Robustesse trop fragile

Par Louise Bertin

Reconnaissable entre mille, devenu au fil des décennies une des incarnations du cinéma français, le visage de Gérard Depardieu apparaît, regard fuyant, à côté de celui déterminé de Déborah Lukumuena, sur l’affiche du premier long métrage de Constance Meyer, Robuste. Le film, présenté en ouverture de la Semaine de la Critique à Cannes en 2021, se veut un double portrait de personnages a priori aux antipodes l’un de l’autre. Il retrace la rencontre entre Aïssa, jeune femme sportive agente de sécurité, et Georges, star vieillissante, épuisée et angoissée. Alors qu’il rechigne à préparer un rôle en costumes d’époque pour un film de cape et d’épée, Aïssa devient, entre ses entraînements de lutte, sa garde du corps, répétitrice, et babysitter. Se voulant histoires de corps et de jeu, le film ne fait finalement le portrait que d’un seul acteur, qui joue lui-même le personnage qu’il est devenu au fil des années et des films. Depardieu toujours excessif mais touchant, trivial mais poétique, pas grand-chose de nouveau, donc. Et surtout, lorsque le film s’achève, une question nous reste : on nous raconte quoi, au juste ?
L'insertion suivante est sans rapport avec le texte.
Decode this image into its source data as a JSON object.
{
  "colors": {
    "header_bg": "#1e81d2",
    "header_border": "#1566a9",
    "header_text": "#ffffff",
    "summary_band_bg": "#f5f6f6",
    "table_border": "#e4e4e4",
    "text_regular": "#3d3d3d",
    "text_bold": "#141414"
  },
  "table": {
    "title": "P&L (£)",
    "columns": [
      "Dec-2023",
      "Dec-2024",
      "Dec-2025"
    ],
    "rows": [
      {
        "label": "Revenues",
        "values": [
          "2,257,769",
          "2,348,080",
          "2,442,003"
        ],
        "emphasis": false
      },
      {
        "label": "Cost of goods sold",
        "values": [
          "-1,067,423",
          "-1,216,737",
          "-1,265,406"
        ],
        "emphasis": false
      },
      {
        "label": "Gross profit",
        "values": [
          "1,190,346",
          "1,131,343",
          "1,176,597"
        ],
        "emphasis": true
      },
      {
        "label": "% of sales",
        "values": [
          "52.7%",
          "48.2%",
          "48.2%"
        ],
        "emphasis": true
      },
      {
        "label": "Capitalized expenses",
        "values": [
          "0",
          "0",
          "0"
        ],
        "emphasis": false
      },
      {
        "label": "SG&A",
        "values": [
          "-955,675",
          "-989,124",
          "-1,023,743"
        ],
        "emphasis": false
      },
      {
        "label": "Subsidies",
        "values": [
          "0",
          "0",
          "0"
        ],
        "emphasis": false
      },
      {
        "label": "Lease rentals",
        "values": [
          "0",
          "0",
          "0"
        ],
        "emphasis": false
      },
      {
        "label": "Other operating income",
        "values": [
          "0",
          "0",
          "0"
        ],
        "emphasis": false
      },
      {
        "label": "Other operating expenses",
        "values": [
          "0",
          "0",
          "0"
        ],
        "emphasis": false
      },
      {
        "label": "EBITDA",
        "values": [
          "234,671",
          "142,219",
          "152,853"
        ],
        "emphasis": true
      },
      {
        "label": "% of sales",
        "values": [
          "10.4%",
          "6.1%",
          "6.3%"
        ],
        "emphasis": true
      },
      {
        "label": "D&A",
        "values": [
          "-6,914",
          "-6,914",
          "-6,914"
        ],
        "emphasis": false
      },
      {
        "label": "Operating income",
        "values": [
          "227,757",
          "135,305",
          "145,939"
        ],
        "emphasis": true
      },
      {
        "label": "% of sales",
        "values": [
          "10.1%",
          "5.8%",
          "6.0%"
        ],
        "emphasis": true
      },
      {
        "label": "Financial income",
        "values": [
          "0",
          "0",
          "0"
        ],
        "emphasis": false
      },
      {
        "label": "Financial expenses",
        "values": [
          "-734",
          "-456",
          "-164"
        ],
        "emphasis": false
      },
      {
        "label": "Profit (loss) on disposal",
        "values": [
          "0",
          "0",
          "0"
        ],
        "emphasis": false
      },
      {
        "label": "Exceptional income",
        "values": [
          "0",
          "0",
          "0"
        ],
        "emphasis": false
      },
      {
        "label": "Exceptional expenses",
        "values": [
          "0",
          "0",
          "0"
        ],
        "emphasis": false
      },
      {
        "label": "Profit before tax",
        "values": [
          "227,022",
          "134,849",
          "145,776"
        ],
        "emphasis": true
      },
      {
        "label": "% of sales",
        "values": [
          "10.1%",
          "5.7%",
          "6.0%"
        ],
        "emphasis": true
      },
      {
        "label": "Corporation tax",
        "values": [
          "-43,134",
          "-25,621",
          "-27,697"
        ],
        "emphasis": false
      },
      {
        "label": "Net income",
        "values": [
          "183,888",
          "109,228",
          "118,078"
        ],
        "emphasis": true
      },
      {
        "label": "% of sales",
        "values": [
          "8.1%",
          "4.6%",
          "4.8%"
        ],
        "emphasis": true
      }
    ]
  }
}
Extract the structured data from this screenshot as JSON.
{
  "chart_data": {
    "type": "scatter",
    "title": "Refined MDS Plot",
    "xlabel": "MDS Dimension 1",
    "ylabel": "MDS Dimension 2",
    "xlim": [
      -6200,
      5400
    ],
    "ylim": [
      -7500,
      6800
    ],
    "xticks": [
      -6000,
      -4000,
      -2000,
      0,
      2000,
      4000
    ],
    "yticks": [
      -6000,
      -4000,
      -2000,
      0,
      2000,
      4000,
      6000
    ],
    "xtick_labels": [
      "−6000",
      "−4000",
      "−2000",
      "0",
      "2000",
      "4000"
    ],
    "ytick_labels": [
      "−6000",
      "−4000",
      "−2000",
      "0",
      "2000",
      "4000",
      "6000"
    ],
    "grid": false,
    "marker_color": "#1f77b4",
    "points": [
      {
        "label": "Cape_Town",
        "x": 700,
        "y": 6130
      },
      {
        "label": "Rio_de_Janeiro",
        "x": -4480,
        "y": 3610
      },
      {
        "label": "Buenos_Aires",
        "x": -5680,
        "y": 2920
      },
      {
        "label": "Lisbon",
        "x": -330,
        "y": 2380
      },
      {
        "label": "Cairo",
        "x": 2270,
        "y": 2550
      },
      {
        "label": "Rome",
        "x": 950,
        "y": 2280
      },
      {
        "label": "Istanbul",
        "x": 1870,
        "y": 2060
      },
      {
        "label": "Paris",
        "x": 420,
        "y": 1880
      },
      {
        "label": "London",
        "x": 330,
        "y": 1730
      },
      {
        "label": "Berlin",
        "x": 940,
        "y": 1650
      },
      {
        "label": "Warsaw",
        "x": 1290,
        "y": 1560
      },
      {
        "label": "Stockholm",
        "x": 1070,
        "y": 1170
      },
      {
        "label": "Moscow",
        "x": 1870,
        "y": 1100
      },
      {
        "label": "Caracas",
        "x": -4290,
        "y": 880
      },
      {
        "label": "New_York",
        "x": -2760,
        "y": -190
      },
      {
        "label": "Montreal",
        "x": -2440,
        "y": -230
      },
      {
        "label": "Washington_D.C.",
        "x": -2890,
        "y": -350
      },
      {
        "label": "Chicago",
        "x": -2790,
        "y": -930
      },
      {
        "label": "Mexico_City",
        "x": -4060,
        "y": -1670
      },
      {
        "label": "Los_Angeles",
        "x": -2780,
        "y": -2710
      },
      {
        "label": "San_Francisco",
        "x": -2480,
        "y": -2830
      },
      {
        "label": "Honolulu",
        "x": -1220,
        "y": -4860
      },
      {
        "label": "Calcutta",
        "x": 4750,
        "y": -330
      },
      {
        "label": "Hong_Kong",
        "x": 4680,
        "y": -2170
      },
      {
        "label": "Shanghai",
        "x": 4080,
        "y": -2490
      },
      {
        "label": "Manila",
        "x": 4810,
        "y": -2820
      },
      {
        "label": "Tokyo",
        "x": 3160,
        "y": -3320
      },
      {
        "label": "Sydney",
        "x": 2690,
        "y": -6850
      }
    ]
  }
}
La première image donne le ton et la couleur : Depardieu, le visage éclairé par un feu rouge, casque sur la tête, clope au bec, tousse. Son corps éprouvé, impatient, disparaît dans la nuit, sur sa moto, puis un fracas, la chute. Il reste immobile quelques secondes à peine, et déjà râle contre lui-même et son bolide : « Oh merde! » On craint pour lui, comme nous le ferons encore à plusieurs moments, même si l’on sait qu’il en faut plus pour le mettre à terre au point de ne plus pouvoir se relever. Seul dans sa maison, l’acteur qui vieillit rechigne à faire à peu près tout, mais surtout à travailler pour les films sur lesquels il s’est engagé. Désabusé, il apprend à contrecœur un texte qu’il trouve ampoulé et finit toujours par conclure avec des aphorismes qu’on imagine pensés par Depardieu lui-même : « Moi, j’aime faire chier », ou encore « le cinéma rend con ». Incapable de rester seul, posant des questions sans vraiment écouter les réponses, il s’ennuie, et nous avec. La rencontre avec Aïssa, cette jeune femme noire, lutteuse, que l’on devine vivant dans une tour de banlieue, se veut le rassemblement de mondes et d’acteur·rices qui ne se retrouveraient jamais ensemble autrement. Et si le face-à-face est prometteur et que l’on retrouve avec plaisir Déborah Lukumuena, révélée en 2016 dans Divines (Houda Benyamina), rôle pour lequel elle remporta le César de la meilleure actrice dans un second rôle, l’alchimie, elle, n’advient pas. 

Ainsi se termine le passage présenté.